Первым пилотным проектом этнической направленности, запущенным в Ставропольском крае, стала этнодеревня казаков-некрасовцев в селе Новокумское. В 1708 году атаман Игнат Некрасов увел часть донских казаков с Дона в Турцию, на озеро Майнос, где они прожили вплоть до 1962 года. Некрасовцы не ассимилировались на новой территории, а сумели сохранить уникальный старообрядческий уклад жизни. Более 240 лет казаки-некрасовцы жили вне России отдельной общиной по «заветам Игната», определяющим устои их жизни. 22 сентября 1962 года из Турции в Россию вернулись 215 живших там семей-некрасовцев общим числом 985 человек. Всего к 1962 году в Россию и СССР переехало около 1500 некрасовцев, из них более 1200 майносцев. Сейчас их потомки проживают в поселке Новокумский.

Как рассказали корреспонденту РП в администрации Левокумского района, прямого сообщения между Ставрополем и Новокумской нет, и почти 300 километров надо проехать на перекладных. Однако вскоре появилась возможность попасть на праздник «Некрасовский карагод» на предоставленном правительством региона транспорте.
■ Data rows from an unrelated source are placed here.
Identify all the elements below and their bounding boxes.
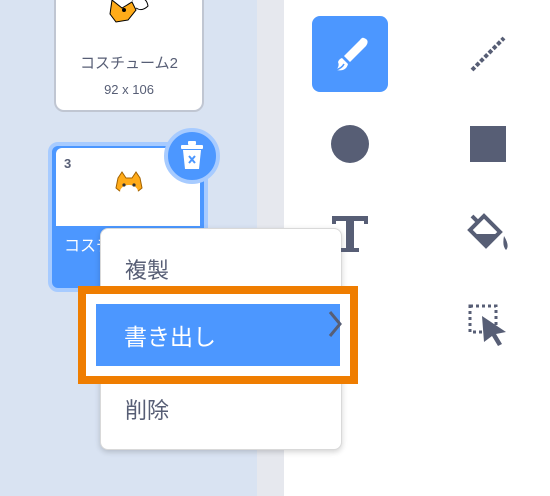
brush-tool-button[interactable] xyxy=(312,16,388,92)
brush-icon xyxy=(335,37,368,71)
eraser-icon xyxy=(328,311,342,337)
rectangle-icon xyxy=(470,126,506,162)
fill-icon xyxy=(467,213,508,250)
cat-face-thumbnail xyxy=(115,171,143,199)
menu-item-delete[interactable]: 削除 xyxy=(101,379,343,439)
costume-size: 92 x 106 xyxy=(104,82,154,97)
circle-tool-button[interactable] xyxy=(312,106,388,182)
costume-number: 3 xyxy=(64,156,72,171)
menu-item-export[interactable]: 書き出し xyxy=(92,300,344,370)
menu-item-label: 複製 xyxy=(125,258,170,283)
select-tool-button[interactable] xyxy=(450,286,526,362)
select-icon xyxy=(468,304,506,346)
delete-costume-button[interactable] xyxy=(164,128,220,184)
eraser-tool-button[interactable] xyxy=(312,286,388,362)
circle-icon xyxy=(331,125,369,163)
line-tool-button[interactable] xyxy=(450,16,526,92)
menu-item-label: 削除 xyxy=(125,398,170,423)
text-icon xyxy=(332,216,368,252)
fill-tool-button[interactable] xyxy=(450,196,526,272)
line-icon xyxy=(470,36,506,72)
menu-item-label: 書き出し xyxy=(124,324,216,350)
rectangle-tool-button[interactable] xyxy=(450,106,526,182)
costume-name: コスチューム2 xyxy=(80,55,178,72)
cat-sprite-thumbnail xyxy=(109,0,149,23)
text-tool-button[interactable] xyxy=(312,196,388,272)
costume-tile[interactable]: コスチューム2 92 x 106 xyxy=(54,0,204,112)
trash-icon xyxy=(181,141,203,169)
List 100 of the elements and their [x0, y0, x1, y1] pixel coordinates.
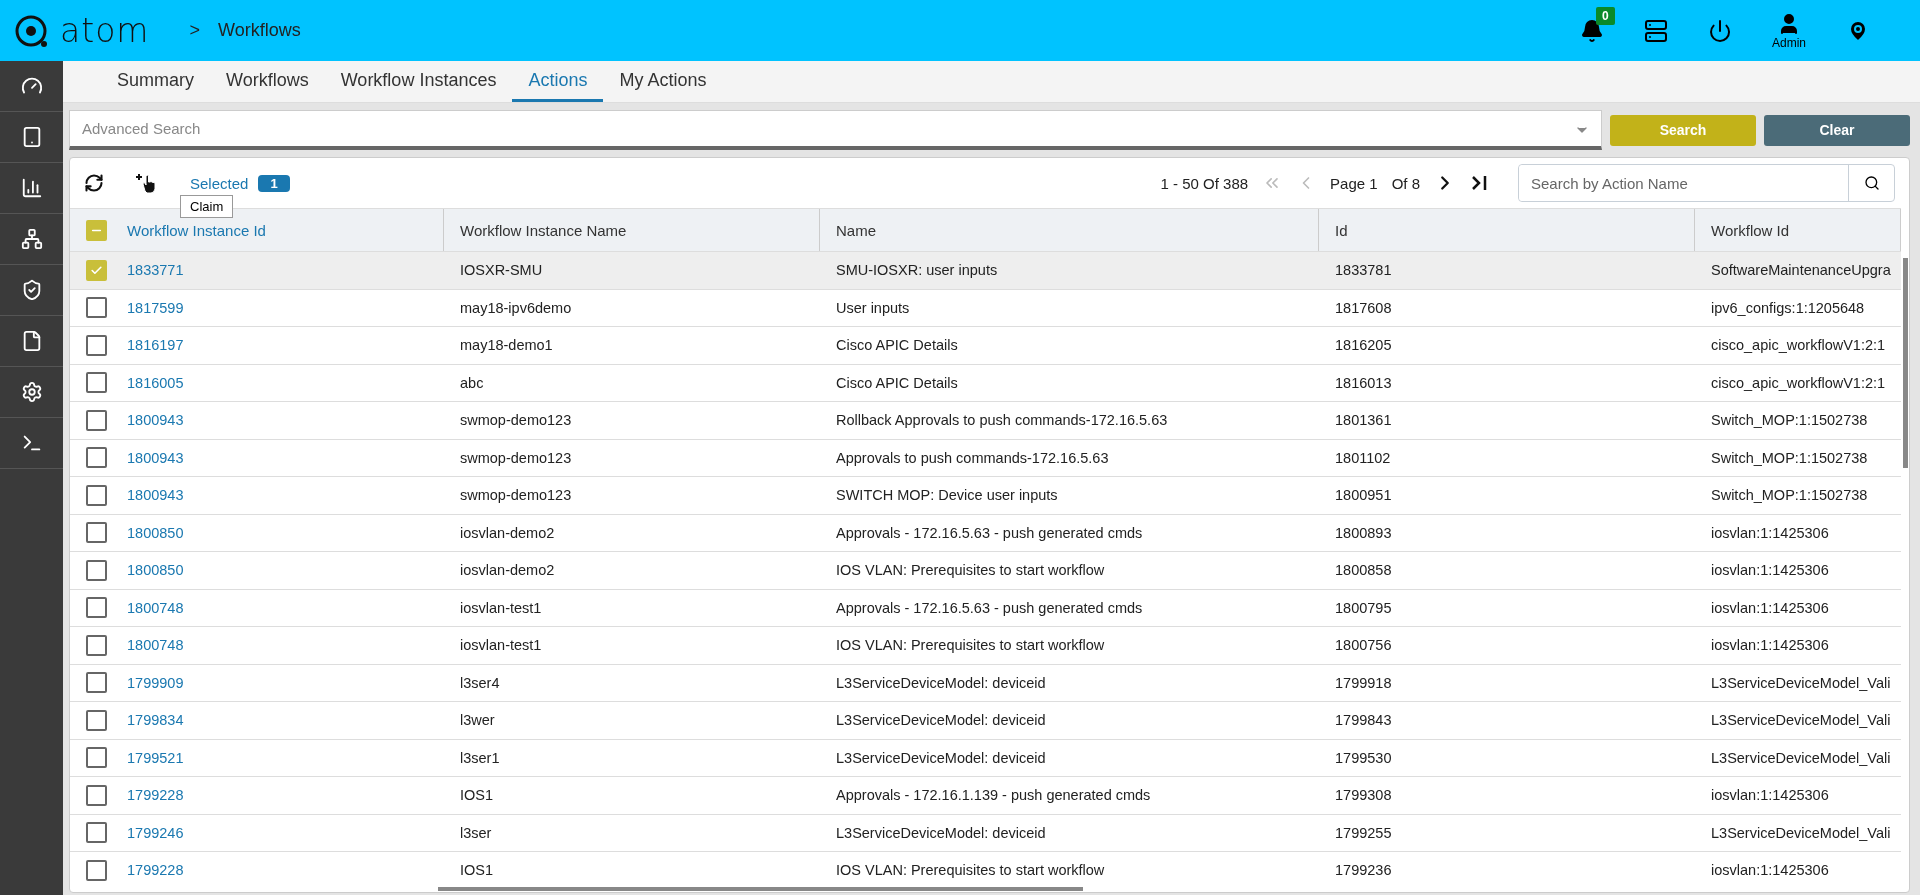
table-cell: 1799918: [1335, 674, 1392, 691]
table-cell: swmop-demo123: [460, 487, 572, 504]
instance-id-link[interactable]: 1800943: [127, 487, 184, 504]
table-cell: l3ser: [460, 824, 492, 841]
row-checkbox[interactable]: [85, 334, 107, 356]
tab[interactable]: Actions: [512, 61, 604, 102]
table-cell: may18-demo1: [460, 337, 553, 354]
server-list-icon[interactable]: [1644, 18, 1668, 43]
instance-id-link[interactable]: 1799228: [127, 787, 184, 804]
row-checkbox[interactable]: [85, 409, 107, 431]
tab[interactable]: Summary: [101, 61, 210, 102]
table-cell: Approvals - 172.16.5.63 - push generated cmds: [836, 599, 1143, 616]
row-checkbox[interactable]: [85, 522, 107, 544]
table-cell: iosvlan-test1: [460, 637, 542, 654]
instance-id-link[interactable]: 1799228: [127, 862, 184, 879]
breadcrumb: Workflows: [218, 20, 301, 41]
table-cell: iosvlan:1:1425306: [1711, 862, 1829, 879]
selected-link[interactable]: Selected: [190, 174, 249, 192]
table-cell: cisco_apic_workflowV1:2:1: [1711, 374, 1886, 391]
row-checkbox[interactable]: [85, 859, 107, 881]
power-icon[interactable]: [1708, 18, 1732, 43]
table-cell: iosvlan:1:1425306: [1711, 787, 1829, 804]
table-cell: 1799843: [1335, 712, 1392, 729]
table-cell: SMU-IOSXR: user inputs: [836, 262, 998, 279]
table-cell: ipv6_configs:1:1205648: [1711, 299, 1865, 316]
table-cell: Switch_MOP:1:1502738: [1711, 487, 1868, 504]
table-cell: SWITCH MOP: Device user inputs: [836, 487, 1058, 504]
advanced-search-field[interactable]: Advanced Search: [69, 110, 1602, 150]
column-header[interactable]: Workflow Instance Name: [444, 209, 820, 251]
row-checkbox[interactable]: [85, 259, 107, 281]
table-cell: 1816205: [1335, 337, 1392, 354]
table-cell: 1833781: [1335, 262, 1392, 279]
column-header[interactable]: Name: [820, 209, 1319, 251]
table-cell: iosvlan-demo2: [460, 524, 555, 541]
table-cell: IOS1: [460, 787, 494, 804]
row-checkbox[interactable]: [85, 634, 107, 656]
table-cell: Cisco APIC Details: [836, 374, 958, 391]
horizontal-scrollbar[interactable]: [438, 887, 1083, 891]
page-total: Of 8: [1391, 174, 1420, 192]
table-cell: User inputs: [836, 299, 910, 316]
table-row[interactable]: 1833771 IOSXR-SMU SMU-IOSXR: user inputs 1833781 SoftwareMaintenanceUpgra: [70, 252, 1901, 290]
tab[interactable]: My Actions: [603, 61, 723, 102]
table-cell: iosvlan-test1: [460, 599, 542, 616]
instance-id-link[interactable]: 1800943: [127, 449, 184, 466]
selected-count: 1: [258, 174, 290, 192]
table-cell: 1800951: [1335, 487, 1392, 504]
refresh-icon[interactable]: [84, 173, 104, 193]
row-checkbox[interactable]: [85, 784, 107, 806]
instance-id-link[interactable]: 1816197: [127, 337, 184, 354]
instance-id-link[interactable]: 1800850: [127, 524, 184, 541]
table-cell: 1799308: [1335, 787, 1392, 804]
table-cell: 1801361: [1335, 412, 1392, 429]
instance-id-link[interactable]: 1800943: [127, 412, 184, 429]
action-search-field[interactable]: Search by Action Name: [1518, 164, 1895, 202]
row-checkbox[interactable]: [85, 447, 107, 469]
instance-id-link[interactable]: 1799521: [127, 749, 184, 766]
row-checkbox[interactable]: [85, 822, 107, 844]
instance-id-link[interactable]: 1800850: [127, 562, 184, 579]
table-cell: 1799530: [1335, 749, 1392, 766]
clear-button[interactable]: Clear: [1764, 114, 1910, 146]
table-cell: Approvals to push commands-172.16.5.63: [836, 449, 1109, 466]
user-button[interactable]: Admin: [1772, 11, 1806, 50]
table-cell: 1801102: [1335, 449, 1391, 466]
table-cell: Switch_MOP:1:1502738: [1711, 449, 1868, 466]
instance-id-link[interactable]: 1817599: [127, 299, 184, 316]
row-checkbox[interactable]: [85, 297, 107, 319]
instance-id-link[interactable]: 1816005: [127, 374, 184, 391]
select-all-checkbox[interactable]: [85, 219, 107, 241]
row-checkbox[interactable]: [85, 559, 107, 581]
table-cell: L3ServiceDeviceModel: deviceid: [836, 712, 1046, 729]
table-cell: L3ServiceDeviceModel_Vali: [1711, 824, 1891, 841]
row-checkbox[interactable]: [85, 672, 107, 694]
notifications-bell-icon[interactable]: [1580, 18, 1604, 43]
row-checkbox[interactable]: [85, 372, 107, 394]
tab[interactable]: Workflows: [210, 61, 325, 102]
column-header[interactable]: Workflow Id: [1695, 209, 1901, 251]
table-cell: IOS VLAN: Prerequisites to start workflow: [836, 637, 1105, 654]
instance-id-link[interactable]: 1799909: [127, 674, 184, 691]
instance-id-link[interactable]: 1799834: [127, 712, 184, 729]
table-cell: 1800858: [1335, 562, 1392, 579]
table-cell: SoftwareMaintenanceUpgra: [1711, 262, 1891, 279]
table-cell: 1817608: [1335, 299, 1392, 316]
row-checkbox[interactable]: [85, 597, 107, 619]
tab[interactable]: Workflow Instances: [324, 61, 513, 102]
table-cell: L3ServiceDeviceModel_Vali: [1711, 749, 1891, 766]
table-cell: Cisco APIC Details: [836, 337, 958, 354]
instance-id-link[interactable]: 1800748: [127, 637, 184, 654]
table-cell: l3wer: [460, 712, 495, 729]
row-checkbox[interactable]: [85, 484, 107, 506]
column-header[interactable]: Id: [1319, 209, 1695, 251]
instance-id-link[interactable]: 1800748: [127, 599, 184, 616]
row-checkbox[interactable]: [85, 709, 107, 731]
table-cell: iosvlan:1:1425306: [1711, 562, 1829, 579]
vertical-scrollbar[interactable]: [1903, 258, 1908, 468]
claim-tooltip: Claim: [180, 195, 234, 218]
row-checkbox[interactable]: [85, 747, 107, 769]
table-cell: 1799255: [1335, 824, 1392, 841]
table-cell: l3ser1: [460, 749, 500, 766]
instance-id-link[interactable]: 1799246: [127, 824, 184, 841]
instance-id-link[interactable]: 1833771: [127, 262, 184, 279]
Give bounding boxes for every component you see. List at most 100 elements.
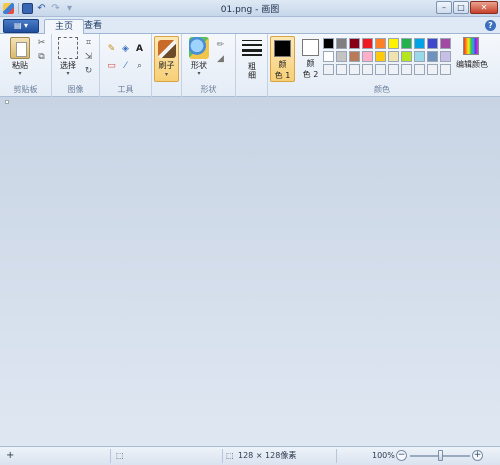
- palette-color-22[interactable]: [349, 64, 360, 75]
- palette-color-17[interactable]: [414, 51, 425, 62]
- zoom-in-button[interactable]: +: [472, 450, 483, 461]
- crop-icon[interactable]: ⌗: [83, 38, 94, 49]
- tab-view[interactable]: 查看: [74, 19, 112, 34]
- size-button[interactable]: 粗 细: [240, 40, 264, 80]
- canvas-workspace[interactable]: [0, 97, 500, 446]
- palette-color-9[interactable]: [440, 38, 451, 49]
- tools-group-label: 工具: [117, 85, 134, 94]
- chevron-down-icon: ▾: [66, 70, 70, 77]
- palette-color-11[interactable]: [336, 51, 347, 62]
- size-group: 粗 细: [236, 34, 268, 97]
- customize-quick-access-icon[interactable]: ▾: [64, 3, 75, 14]
- edit-colors-icon: [463, 37, 479, 55]
- chevron-down-icon: ▾: [164, 71, 168, 78]
- palette-color-14[interactable]: [375, 51, 386, 62]
- paste-label: 粘贴: [12, 61, 28, 70]
- zoom-slider-thumb[interactable]: [438, 450, 443, 461]
- eraser-icon[interactable]: ▭: [106, 61, 117, 72]
- palette-color-0[interactable]: [323, 38, 334, 49]
- paint-menu-button[interactable]: ▤ ▾: [3, 19, 39, 33]
- palette-color-19[interactable]: [440, 51, 451, 62]
- palette-color-3[interactable]: [362, 38, 373, 49]
- palette-color-20[interactable]: [323, 64, 334, 75]
- color1-label-line2: 色 1: [274, 71, 291, 80]
- minimize-button[interactable]: –: [436, 1, 452, 14]
- brush-button[interactable]: 刷子 ▾: [154, 36, 179, 82]
- select-button[interactable]: 选择 ▾: [56, 37, 80, 77]
- palette-color-18[interactable]: [427, 51, 438, 62]
- palette-color-12[interactable]: [349, 51, 360, 62]
- chevron-down-icon: ▾: [197, 70, 201, 77]
- paste-button[interactable]: 粘贴 ▾: [8, 37, 32, 77]
- palette-color-27[interactable]: [414, 64, 425, 75]
- title-bar: ↶ ↷ ▾ 01.png - 画图 – □ ✕: [0, 0, 500, 17]
- color2-label-line2: 色 2: [302, 70, 319, 79]
- status-separator: [336, 449, 337, 463]
- ribbon: 粘贴 ▾ ✂ ⧉ 剪贴板 选择 ▾ ⌗ ⇲ ↻ 图像 ✎ ◈ A ▭ ⁄ ⌕ 工…: [0, 34, 500, 97]
- maximize-button[interactable]: □: [453, 1, 469, 14]
- ribbon-tab-row: ▤ ▾ 主页 查看 ?: [0, 17, 500, 34]
- redo-icon[interactable]: ↷: [50, 3, 61, 14]
- close-button[interactable]: ✕: [470, 1, 498, 14]
- pencil-icon[interactable]: ✎: [106, 44, 117, 55]
- color2-label-line1: 颜: [306, 59, 315, 68]
- palette-color-29[interactable]: [440, 64, 451, 75]
- paste-icon: [10, 37, 30, 59]
- palette-color-13[interactable]: [362, 51, 373, 62]
- canvas-image[interactable]: [5, 100, 9, 104]
- palette-color-28[interactable]: [427, 64, 438, 75]
- help-icon[interactable]: ?: [485, 20, 496, 31]
- palette-color-1[interactable]: [336, 38, 347, 49]
- palette-color-15[interactable]: [388, 51, 399, 62]
- palette-color-6[interactable]: [401, 38, 412, 49]
- palette-color-26[interactable]: [401, 64, 412, 75]
- palette-color-24[interactable]: [375, 64, 386, 75]
- color2-button[interactable]: 颜 色 2: [298, 36, 323, 82]
- clipboard-group-label: 剪贴板: [13, 85, 38, 94]
- image-size-icon: ⬚: [226, 451, 234, 460]
- shapes-button[interactable]: 形状 ▾: [187, 37, 211, 77]
- magnifier-icon[interactable]: ⌕: [134, 61, 145, 72]
- shapes-group: 形状 ▾ ✏ ◢ 形状: [182, 34, 236, 97]
- select-label: 选择: [60, 61, 76, 70]
- window-controls: – □ ✕: [435, 1, 498, 14]
- clipboard-group: 粘贴 ▾ ✂ ⧉ 剪贴板: [0, 34, 52, 97]
- palette-color-5[interactable]: [388, 38, 399, 49]
- rotate-icon[interactable]: ↻: [83, 66, 94, 77]
- brushes-group: 刷子 ▾: [152, 34, 182, 97]
- palette-color-16[interactable]: [401, 51, 412, 62]
- color1-button[interactable]: 颜 色 1: [270, 36, 295, 82]
- palette-color-7[interactable]: [414, 38, 425, 49]
- palette-color-23[interactable]: [362, 64, 373, 75]
- color-picker-icon[interactable]: ⁄: [120, 61, 131, 72]
- edit-colors-button[interactable]: 编辑颜色: [456, 37, 488, 70]
- shapes-group-label: 形状: [200, 85, 217, 94]
- tools-group: ✎ ◈ A ▭ ⁄ ⌕ 工具: [100, 34, 152, 97]
- undo-icon[interactable]: ↶: [36, 3, 47, 14]
- palette-color-8[interactable]: [427, 38, 438, 49]
- palette-color-25[interactable]: [388, 64, 399, 75]
- zoom-out-button[interactable]: −: [396, 450, 407, 461]
- text-icon[interactable]: A: [134, 44, 145, 55]
- shapes-label: 形状: [191, 61, 207, 70]
- cut-icon[interactable]: ✂: [36, 38, 47, 49]
- resize-icon[interactable]: ⇲: [83, 52, 94, 63]
- palette-color-10[interactable]: [323, 51, 334, 62]
- palette-color-4[interactable]: [375, 38, 386, 49]
- image-group: 选择 ▾ ⌗ ⇲ ↻ 图像: [52, 34, 100, 97]
- palette-color-21[interactable]: [336, 64, 347, 75]
- quick-access-separator: [18, 2, 19, 14]
- zoom-level-text: 100%: [372, 451, 395, 460]
- chevron-down-icon: ▾: [18, 70, 22, 77]
- brush-icon: [157, 40, 176, 58]
- save-icon[interactable]: [22, 2, 33, 14]
- copy-icon[interactable]: ⧉: [36, 52, 47, 63]
- shapes-icon: [189, 37, 209, 59]
- paint-app-icon[interactable]: [3, 2, 14, 14]
- palette-color-2[interactable]: [349, 38, 360, 49]
- shape-outline-icon[interactable]: ✏: [215, 40, 226, 51]
- color1-label-line1: 颜: [278, 60, 287, 69]
- shape-fill-icon[interactable]: ◢: [215, 54, 226, 65]
- line-size-icon: [242, 40, 262, 56]
- fill-icon[interactable]: ◈: [120, 44, 131, 55]
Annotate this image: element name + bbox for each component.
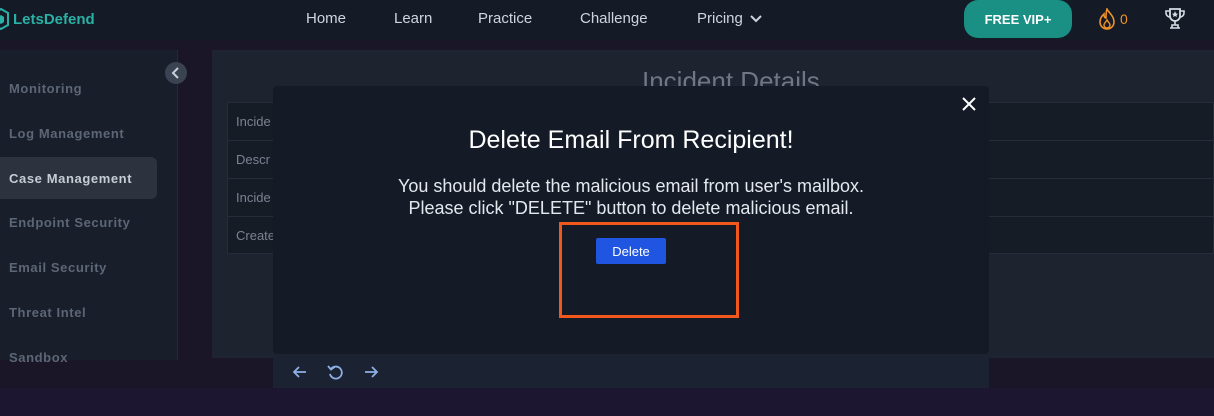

«Песнями жили, а сейчас отвыкли»

Новокумское показалось мне таким же, как и все остальные небольшие деревни Ставрополья: с плохими дорогами, белым пустынным зданием администрации, крайне скудным выбором в небольших магазинах, большими и глубокими лужами, тихими улочками и редкими прохожими.

Но из-за поворота показалось несколько человек, и вся обыкновенность станицы исчезла: по улице шли люди в ярких одеждах. Прохожие начали фотографировать небольшую процессию, и я пошла за ними в дом, на котором большими буквами было написано: «Этнодеревня». В здании несколько комнат, как мне объяснили некрасовцы, которые полностью воссоздают их жилье до возвращения в Россию.

– Сюда мы приходим, когда туристы приезжают, а так у всех свои дома, квартиры — рассказывает отец Никифор, только что вернувшийся из храма, где проходило богослужение. — Такие у нас дома в Турции были, а сейчас в быту все современное, пользуемся газовыми печками, микроволновками и мультиварками. Я родился там, мне было 17 лет, когда мы оттуда уехали.


– А мне тринадцать, — добавляет пожилая женщина в красном платке, обшитом бисером. — Я пять классов турецкой школы окончила. По-турецки там прям и учили. Писали на турецком. В первый класс пошла — три двойки было за полугодие. А в школе детей били, всех: и девочек и мальчиков. И по рукам и по щекам. Русской грамоты я так и не выучила, буквы не знаю, но в церкви все правильно на слух читаю, и службу понимаю. Бог дал мне ума. Моя мама рассказывала, что поначалу при церкви в общине была школа. Детей обучали письму, чтению и обязательно пению, у нас вообще мужчины много поют, особенно в церкви так принято. Но потом турецкое правительство нашу школу закрыло, и детей стали обучать русскому тайно, ночами. Кроме учителей, турок в поселение не пускали. Хотя нет, строители турки были. А вокруг домов обязательно должно было расти много цветов. Цветы сажали, я цветочницей была. Больше всего гераней у нас было, запах от них хороший, сильный. Еще хризантемы, георгины.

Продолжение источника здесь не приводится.